Son regard se coagule.
— Mollo, Blanche-Neige, mollo ! dit-il sombrement. J’ai pas de leçon à recevoir d’un bougnoule.
Je me sens nègre, tout à coup. Une grande navrance s’insinue en moi. Moralement je ressemble à un chèque barré. La colère que j’éprouve a l’allure d’une grippe, elle me bloque le souffle, me file un peu de température et me fait trouver la vie et les vivants bêtes, laids et provisoires.

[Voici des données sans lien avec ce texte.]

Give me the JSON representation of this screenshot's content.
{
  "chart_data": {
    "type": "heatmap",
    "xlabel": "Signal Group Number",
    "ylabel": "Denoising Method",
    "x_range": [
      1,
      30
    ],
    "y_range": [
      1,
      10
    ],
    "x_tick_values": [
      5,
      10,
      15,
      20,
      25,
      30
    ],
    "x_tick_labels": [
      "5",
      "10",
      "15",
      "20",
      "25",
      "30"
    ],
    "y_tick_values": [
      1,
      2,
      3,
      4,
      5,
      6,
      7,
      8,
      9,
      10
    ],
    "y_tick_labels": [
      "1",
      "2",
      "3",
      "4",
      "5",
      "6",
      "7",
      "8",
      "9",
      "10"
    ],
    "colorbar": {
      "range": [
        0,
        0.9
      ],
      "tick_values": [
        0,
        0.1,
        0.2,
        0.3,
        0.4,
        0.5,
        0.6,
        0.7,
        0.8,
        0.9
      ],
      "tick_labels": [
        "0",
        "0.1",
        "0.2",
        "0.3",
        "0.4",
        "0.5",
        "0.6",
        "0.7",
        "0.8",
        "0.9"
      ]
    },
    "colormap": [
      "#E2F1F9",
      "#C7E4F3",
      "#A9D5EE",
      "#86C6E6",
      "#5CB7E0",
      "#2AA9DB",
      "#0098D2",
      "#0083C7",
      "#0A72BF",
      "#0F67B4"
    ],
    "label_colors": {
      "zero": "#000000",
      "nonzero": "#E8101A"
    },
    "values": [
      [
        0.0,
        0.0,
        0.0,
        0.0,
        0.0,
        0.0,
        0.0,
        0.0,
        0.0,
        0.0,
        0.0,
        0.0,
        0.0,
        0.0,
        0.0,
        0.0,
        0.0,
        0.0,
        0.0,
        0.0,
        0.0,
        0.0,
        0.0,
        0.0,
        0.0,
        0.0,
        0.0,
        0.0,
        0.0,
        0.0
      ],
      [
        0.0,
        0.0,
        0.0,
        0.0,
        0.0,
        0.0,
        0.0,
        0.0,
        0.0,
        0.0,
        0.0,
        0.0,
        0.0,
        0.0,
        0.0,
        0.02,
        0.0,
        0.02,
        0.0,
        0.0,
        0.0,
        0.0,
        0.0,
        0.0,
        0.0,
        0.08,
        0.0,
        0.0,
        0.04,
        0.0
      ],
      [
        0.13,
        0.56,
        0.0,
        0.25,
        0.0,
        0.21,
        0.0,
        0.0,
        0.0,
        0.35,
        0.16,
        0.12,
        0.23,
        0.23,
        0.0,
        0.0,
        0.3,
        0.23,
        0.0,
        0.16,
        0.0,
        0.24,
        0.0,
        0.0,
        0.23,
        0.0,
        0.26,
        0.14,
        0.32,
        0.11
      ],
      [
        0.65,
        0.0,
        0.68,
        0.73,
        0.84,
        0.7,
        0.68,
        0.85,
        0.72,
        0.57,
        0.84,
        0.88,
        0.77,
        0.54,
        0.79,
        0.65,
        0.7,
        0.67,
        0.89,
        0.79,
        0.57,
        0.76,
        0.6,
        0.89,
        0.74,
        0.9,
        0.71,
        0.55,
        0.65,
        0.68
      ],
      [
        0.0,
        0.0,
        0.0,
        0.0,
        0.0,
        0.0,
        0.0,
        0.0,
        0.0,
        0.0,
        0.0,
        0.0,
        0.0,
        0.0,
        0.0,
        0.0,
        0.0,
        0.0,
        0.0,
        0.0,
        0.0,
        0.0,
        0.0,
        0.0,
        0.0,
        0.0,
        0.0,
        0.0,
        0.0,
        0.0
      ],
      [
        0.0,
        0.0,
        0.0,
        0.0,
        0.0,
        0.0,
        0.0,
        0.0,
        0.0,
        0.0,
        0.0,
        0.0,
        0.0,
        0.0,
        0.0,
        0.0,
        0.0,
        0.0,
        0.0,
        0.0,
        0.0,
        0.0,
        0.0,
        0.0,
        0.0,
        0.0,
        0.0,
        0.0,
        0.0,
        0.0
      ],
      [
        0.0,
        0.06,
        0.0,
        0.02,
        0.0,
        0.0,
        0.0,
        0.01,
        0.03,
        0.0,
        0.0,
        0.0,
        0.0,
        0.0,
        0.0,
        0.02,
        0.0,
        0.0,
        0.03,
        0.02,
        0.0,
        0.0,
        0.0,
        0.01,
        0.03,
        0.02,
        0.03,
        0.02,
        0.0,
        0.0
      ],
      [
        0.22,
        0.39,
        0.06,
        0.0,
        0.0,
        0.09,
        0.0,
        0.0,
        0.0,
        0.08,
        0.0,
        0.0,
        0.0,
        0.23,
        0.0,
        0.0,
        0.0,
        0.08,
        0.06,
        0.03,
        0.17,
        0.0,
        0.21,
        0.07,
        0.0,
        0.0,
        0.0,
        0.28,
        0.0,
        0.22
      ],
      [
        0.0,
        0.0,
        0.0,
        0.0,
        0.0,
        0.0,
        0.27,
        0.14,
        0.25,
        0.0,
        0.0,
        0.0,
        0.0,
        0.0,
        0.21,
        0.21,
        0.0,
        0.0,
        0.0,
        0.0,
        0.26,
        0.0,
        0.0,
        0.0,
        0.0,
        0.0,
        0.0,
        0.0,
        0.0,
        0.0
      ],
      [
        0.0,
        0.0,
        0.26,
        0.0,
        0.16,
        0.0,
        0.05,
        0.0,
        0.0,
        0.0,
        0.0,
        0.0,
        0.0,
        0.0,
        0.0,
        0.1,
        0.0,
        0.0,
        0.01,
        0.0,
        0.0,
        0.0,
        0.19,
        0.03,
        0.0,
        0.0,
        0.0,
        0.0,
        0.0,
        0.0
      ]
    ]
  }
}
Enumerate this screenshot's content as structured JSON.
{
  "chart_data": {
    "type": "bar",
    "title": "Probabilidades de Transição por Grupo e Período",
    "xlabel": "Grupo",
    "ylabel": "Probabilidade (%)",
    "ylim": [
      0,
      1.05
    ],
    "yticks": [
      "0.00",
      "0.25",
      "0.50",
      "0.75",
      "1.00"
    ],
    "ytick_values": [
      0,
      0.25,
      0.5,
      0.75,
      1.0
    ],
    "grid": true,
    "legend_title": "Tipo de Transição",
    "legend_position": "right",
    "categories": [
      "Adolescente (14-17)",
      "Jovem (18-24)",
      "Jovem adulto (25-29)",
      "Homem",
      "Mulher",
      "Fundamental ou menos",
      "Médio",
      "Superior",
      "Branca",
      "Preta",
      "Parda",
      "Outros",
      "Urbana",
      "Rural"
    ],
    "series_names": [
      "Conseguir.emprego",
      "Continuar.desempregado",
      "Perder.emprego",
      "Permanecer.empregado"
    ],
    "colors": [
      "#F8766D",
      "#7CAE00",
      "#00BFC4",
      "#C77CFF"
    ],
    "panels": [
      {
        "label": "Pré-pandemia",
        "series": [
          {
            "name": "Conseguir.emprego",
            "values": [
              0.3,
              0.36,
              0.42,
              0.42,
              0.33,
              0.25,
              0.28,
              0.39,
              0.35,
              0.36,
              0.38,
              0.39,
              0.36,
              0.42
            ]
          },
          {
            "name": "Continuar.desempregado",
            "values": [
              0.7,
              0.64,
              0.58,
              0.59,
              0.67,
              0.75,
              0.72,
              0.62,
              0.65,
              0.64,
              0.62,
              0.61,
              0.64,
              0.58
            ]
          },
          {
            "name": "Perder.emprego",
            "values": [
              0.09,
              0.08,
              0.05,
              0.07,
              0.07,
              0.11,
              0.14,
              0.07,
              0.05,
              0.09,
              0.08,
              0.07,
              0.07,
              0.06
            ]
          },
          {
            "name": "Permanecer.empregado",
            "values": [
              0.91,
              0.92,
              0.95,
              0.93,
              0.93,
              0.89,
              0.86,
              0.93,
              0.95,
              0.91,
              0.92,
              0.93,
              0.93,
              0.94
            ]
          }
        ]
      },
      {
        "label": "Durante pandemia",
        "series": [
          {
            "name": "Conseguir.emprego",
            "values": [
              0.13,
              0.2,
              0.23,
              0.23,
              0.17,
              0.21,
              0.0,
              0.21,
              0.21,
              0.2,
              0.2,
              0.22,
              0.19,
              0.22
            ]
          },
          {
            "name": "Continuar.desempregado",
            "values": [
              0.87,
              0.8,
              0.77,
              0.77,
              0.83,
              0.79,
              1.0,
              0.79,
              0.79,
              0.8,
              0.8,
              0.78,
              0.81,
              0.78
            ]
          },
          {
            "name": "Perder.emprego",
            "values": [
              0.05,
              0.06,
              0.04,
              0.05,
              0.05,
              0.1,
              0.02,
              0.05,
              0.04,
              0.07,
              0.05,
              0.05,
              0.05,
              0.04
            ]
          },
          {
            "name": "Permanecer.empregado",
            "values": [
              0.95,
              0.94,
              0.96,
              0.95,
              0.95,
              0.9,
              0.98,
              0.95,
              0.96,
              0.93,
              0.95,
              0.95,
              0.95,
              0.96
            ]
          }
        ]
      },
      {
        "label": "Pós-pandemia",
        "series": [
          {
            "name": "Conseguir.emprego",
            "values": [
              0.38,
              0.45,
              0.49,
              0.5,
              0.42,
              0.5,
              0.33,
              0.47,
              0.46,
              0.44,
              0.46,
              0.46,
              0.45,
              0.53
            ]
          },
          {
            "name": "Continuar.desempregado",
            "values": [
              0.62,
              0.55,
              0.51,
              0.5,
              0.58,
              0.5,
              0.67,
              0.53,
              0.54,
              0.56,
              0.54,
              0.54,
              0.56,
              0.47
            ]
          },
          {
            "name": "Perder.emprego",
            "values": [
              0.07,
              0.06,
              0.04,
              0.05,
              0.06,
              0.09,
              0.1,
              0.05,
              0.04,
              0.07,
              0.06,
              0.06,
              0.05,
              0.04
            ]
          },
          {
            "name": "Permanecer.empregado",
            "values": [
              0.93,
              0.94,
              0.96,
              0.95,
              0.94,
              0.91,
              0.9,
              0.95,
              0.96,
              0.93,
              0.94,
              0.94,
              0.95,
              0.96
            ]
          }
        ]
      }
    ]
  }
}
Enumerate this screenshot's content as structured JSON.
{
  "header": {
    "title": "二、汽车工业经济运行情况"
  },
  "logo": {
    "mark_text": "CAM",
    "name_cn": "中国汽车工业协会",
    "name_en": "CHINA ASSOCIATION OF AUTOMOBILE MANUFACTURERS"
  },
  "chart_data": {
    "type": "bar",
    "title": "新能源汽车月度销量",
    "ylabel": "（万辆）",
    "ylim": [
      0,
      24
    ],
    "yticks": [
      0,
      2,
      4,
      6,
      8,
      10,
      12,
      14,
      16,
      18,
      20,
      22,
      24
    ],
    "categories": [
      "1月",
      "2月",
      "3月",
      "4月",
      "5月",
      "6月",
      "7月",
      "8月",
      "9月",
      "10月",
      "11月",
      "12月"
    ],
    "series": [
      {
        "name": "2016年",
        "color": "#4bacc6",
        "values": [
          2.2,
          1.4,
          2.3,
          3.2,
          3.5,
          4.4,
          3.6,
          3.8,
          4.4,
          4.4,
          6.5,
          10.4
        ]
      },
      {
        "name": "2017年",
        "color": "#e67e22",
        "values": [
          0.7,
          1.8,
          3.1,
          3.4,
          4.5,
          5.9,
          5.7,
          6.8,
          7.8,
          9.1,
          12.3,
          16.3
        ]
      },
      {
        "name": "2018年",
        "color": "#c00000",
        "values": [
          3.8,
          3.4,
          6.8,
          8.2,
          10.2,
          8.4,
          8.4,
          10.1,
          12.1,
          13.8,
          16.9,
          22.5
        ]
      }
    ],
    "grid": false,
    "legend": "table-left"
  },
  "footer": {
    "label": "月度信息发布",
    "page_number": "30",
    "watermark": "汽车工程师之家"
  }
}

— Bougnoule, dis-je, dans ton esprit, ça correspond à quoi au juste, dis, Racreux ?
Il bat les cartes d’un geste fataliste.
— Te fâche pas !
— Je me fâche pas, je voudrais que tu m’expliques enfin ce sentiment de supériorité que te confère la pâleur de ta peau. Tu as vraiment l’impression d’être un type supérieur à l’intérieur de cet emballage blafard ?
— Oh ! laisse, je te dis ! Tiens, coupe, ça vaudra mieux !
Je coupe. Je rêve. Je désenchante.
— Le monde, Racreux, dans le cosmos, t’as eu l’idée de vérifier ce qu’il représentait ? Une tête d’épingle ! Même pas… Nous sommes tous accrochés sur cette tête d’épingle, emportés vers je ne sais quel néant, et voilà monsieur Racreux de mes choses qui chambre ses frères de couleur parce qu’il est tout fiérot d’avoir la blancheur cadavre ! Dis, mon gars, tu as de la poudre de nébuleuse à la place du cervelet ou quoi ?
Du coup il devient teigneux, le grand gazeux !
Tout en rafalant il empoche ses brèmes.
— Si tu n’étais pas à l’horizontale, Négus, tu aurais déjà pris mon poing dans les gencives, déclare-t-il.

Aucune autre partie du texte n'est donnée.